The second bullet point is "There are two genders."
In the vernacular, people may use gender and sex (in the sense of whether an entity is male or female) interchangeably, but in scientific language they do not mean the same thing. Sex is a biological term, gender a sociological term.* Biologically, most metazoans mostly come in two sexes, designated male and female, distinguished by their role in reproduction. They both contribute half the genetic material to offspring, but the gamete -- the cell that combines the genes of the two parents and then divides and redivides to produce the new animal -- remains with the female and receives nutrition from it during its initial development. Some species can reproduce asexually, and some (notably some annelids) are hermaphroditic, meaning they have the requisite organs to play both the male and female role in reproduction. The genetic mechanism that distinguishes between males and females differs among phyla.
We all know that humans exclusively reproduce sexually, the occasional religious myth aside. However, not everyone is born definitively male or female. Most of the time people who have two X chromosomes are definitively female, and people with an X and a Y are male, but not always. Some people are born with ambiguous genitalia.
Most people have an inherent desire to engage in sexual activity -- another meaning of the word sex -- which evolution obviously favors since it's essential to reproduction. However, we have a lot of inherent desires that get put to uses other than the ones that drove their evolution. People don't just run after prey, they do it for fun and competition. We don't just use our hands to make tools, we don't just talk to collaborate on tasks. I could go on and on. Part of the behavioral reward for reproductive sex comes from rubbing the genitals together, and we can rub them against some other body part or some other object entirely and get a similar effect. Which as you know people do quite often. (Our close relatives, bonobos, engage in sexual activity with each other quite indiscriminately, regardless of their biological sex, age or familial relationship, as a means of social bonding.) So sex has other functions than just reproduction.

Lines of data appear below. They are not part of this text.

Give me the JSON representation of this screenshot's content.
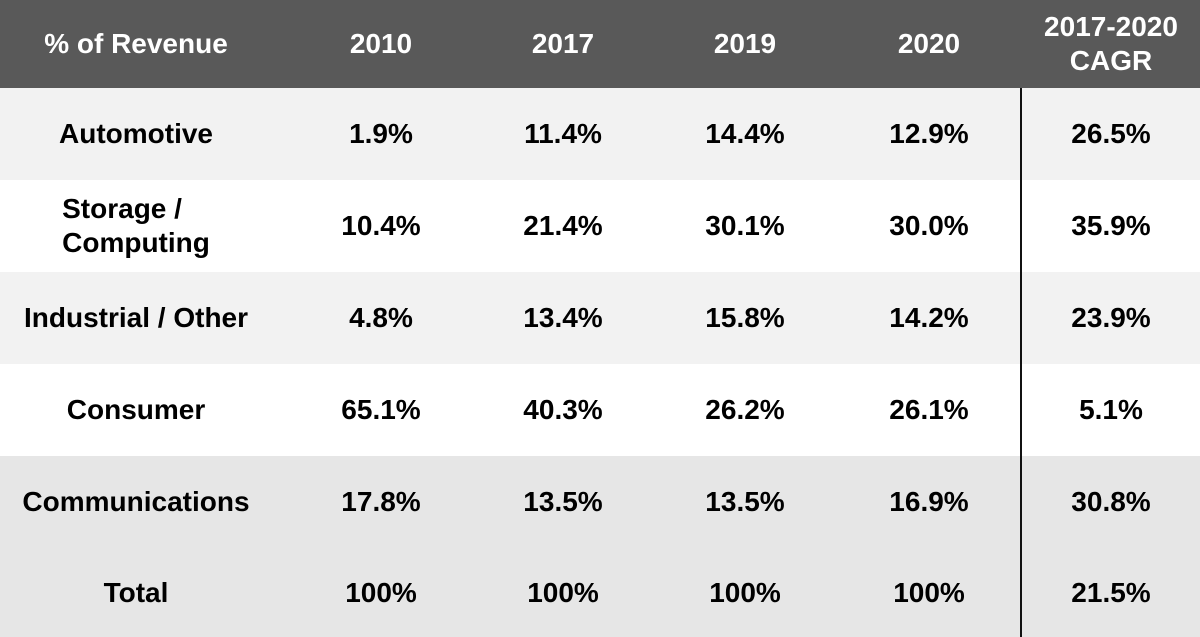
{
  "chart_data": {
    "type": "table",
    "columns": [
      "% of Revenue",
      "2010",
      "2017",
      "2019",
      "2020",
      "2017-2020\nCAGR"
    ],
    "rows": [
      [
        "Automotive",
        "1.9%",
        "11.4%",
        "14.4%",
        "12.9%",
        "26.5%"
      ],
      [
        "Storage /\nComputing",
        "10.4%",
        "21.4%",
        "30.1%",
        "30.0%",
        "35.9%"
      ],
      [
        "Industrial / Other",
        "4.8%",
        "13.4%",
        "15.8%",
        "14.2%",
        "23.9%"
      ],
      [
        "Consumer",
        "65.1%",
        "40.3%",
        "26.2%",
        "26.1%",
        "5.1%"
      ],
      [
        "Communications",
        "17.8%",
        "13.5%",
        "13.5%",
        "16.9%",
        "30.8%"
      ],
      [
        "Total",
        "100%",
        "100%",
        "100%",
        "100%",
        "21.5%"
      ]
    ]
  },
  "colors": {
    "header_bg": "#595959",
    "header_text": "#ffffff",
    "row_light": "#f2f2f2",
    "row_white": "#ffffff",
    "row_grey": "#e6e6e6"
  }
}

Sexuality refers to the kinds of sexual activity a person prefers, and most often specifically to the preferred sex of partners. Some people just happen to want to engage in sexual activity with people of the same sex as themselves, either exclusively or some of the time. They're a minority, but they have always and everywhere existed. Actually in ancient Greece, a culture we much admire, it was a normal practice for men to engage in sex with adolescent boys. The Torah most certainly condemns homosexual activity (although you have to wonder about David and Jonathan), but Jesus never mentions it. The Torah also promulgates dozens of laws that Christians ignore. While you're denouncing homosexuals, you're probably wearing garments made of blended fabrics, eating pork and shellfish, cutting your forelocks, and failing to perform the required sacrifices.

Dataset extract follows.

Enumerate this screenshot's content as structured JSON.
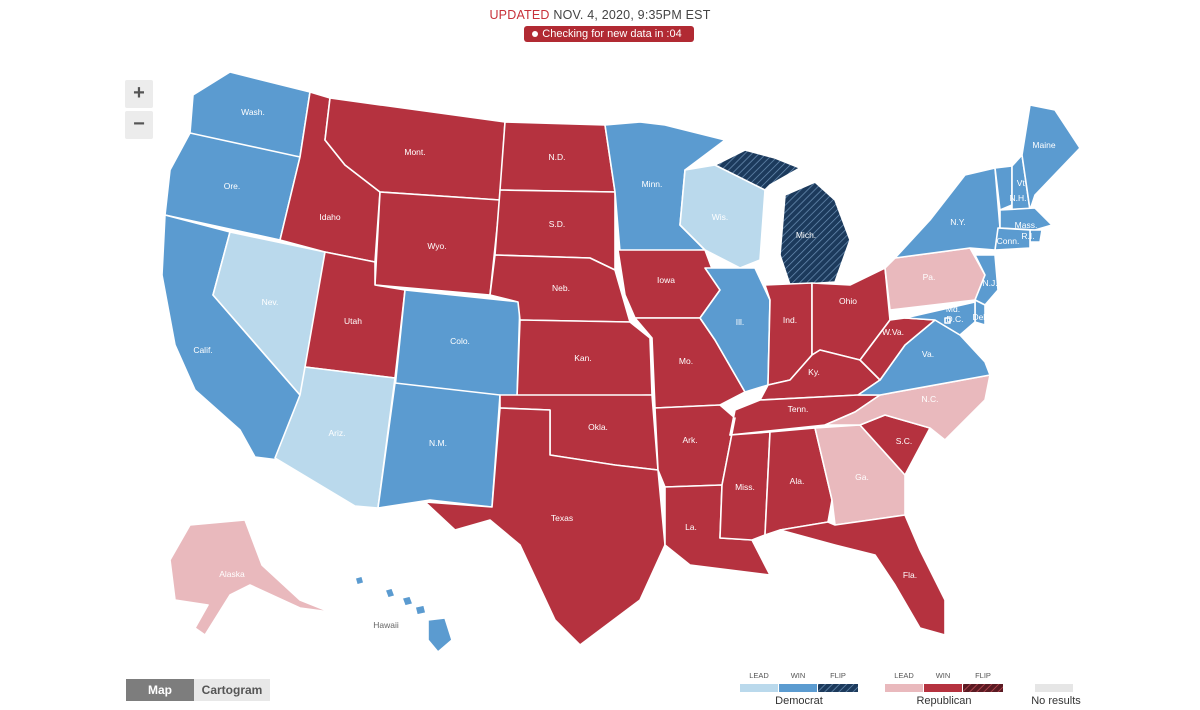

We don't know why some people have same-sex orientation, but it seems to be hard wired early in life. Probably, people are born that way. It isn't a choice, and trying to change it doesn't work, it just makes people miserable. It doesn't do you or anybody else any harm, so why the hell should you care?

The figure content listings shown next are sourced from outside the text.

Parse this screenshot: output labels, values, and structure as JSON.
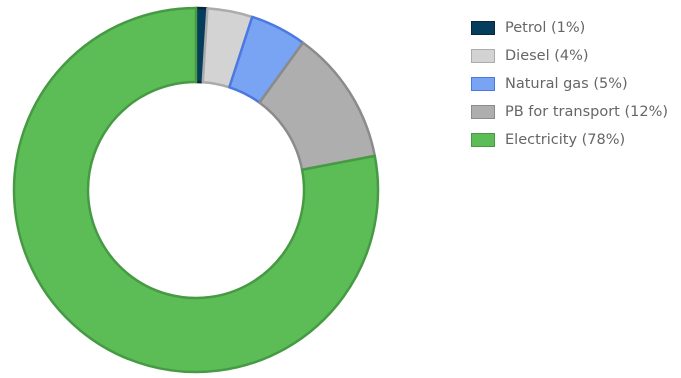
{
  "chart_data": {
    "type": "pie",
    "donut": true,
    "legend_position": "right",
    "slices": [
      {
        "label": "Petrol (1%)",
        "value": 1,
        "fill": "#053d5c",
        "stroke": "#0b2536"
      },
      {
        "label": "Diesel (4%)",
        "value": 4,
        "fill": "#d3d3d3",
        "stroke": "#ababab"
      },
      {
        "label": "Natural gas (5%)",
        "value": 5,
        "fill": "#78a4f3",
        "stroke": "#4c79e1"
      },
      {
        "label": "PB for transport (12%)",
        "value": 12,
        "fill": "#aeaeae",
        "stroke": "#8b8b8b"
      },
      {
        "label": "Electricity (78%)",
        "value": 78,
        "fill": "#5cbd56",
        "stroke": "#469a43"
      }
    ]
  }
}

Gender refers to the social categories to which male and female humans are normally assigned. For example, until 1920, in the United States, women could not vote or hold elective office. To this day, a woman has never been elected president, and we still have disproportionately few female governors, or members of congress. On the other hand, the medical profession used to be almost exclusively male, but now half of medical school graduates are women. Obviously, gender role norms vary enormously among cultures and subcultures, and they can change over time.
But must there be just two? Certainly not, many societies including Native Americans of the plains, and Indians of Asia, have had third genders. We don't have a generally accepted non-binary category but many people feel they don't belong to the male or female category. Other people were designated as one or the other at birth, and have the corresponding sexual organs, but feel that they belong to the other category. Again, we don't know why, but it's not a choice and it isn't learned, it's something people usually recognize about themselves when they are quite young. Again, this has always been true, but people with these feelings have usually had to hide them. There is more than one example of a soldier or prominent man who was discovered to be biologically female, often only after death. And once again, it doesn't do you or anybody else any harm, so why should you care?
The tactic of Republicans to suddenly try to gin up a moral panic about transgender people is evil. It hurts people, and there is just no reason for it. None at all. It's disgusting. Agreed, there are some reasonable questions to be debated regarding athletic competition, but it seems to me we can leave that up to the respective sporting authorities. Other than that, it's no business at all of any politician and shouldn't be a concern of voters either.
*It's also a linguistic term. Many languages assign a "gender" to every noun, of which there may well be more than two. But that's really a separate discussion.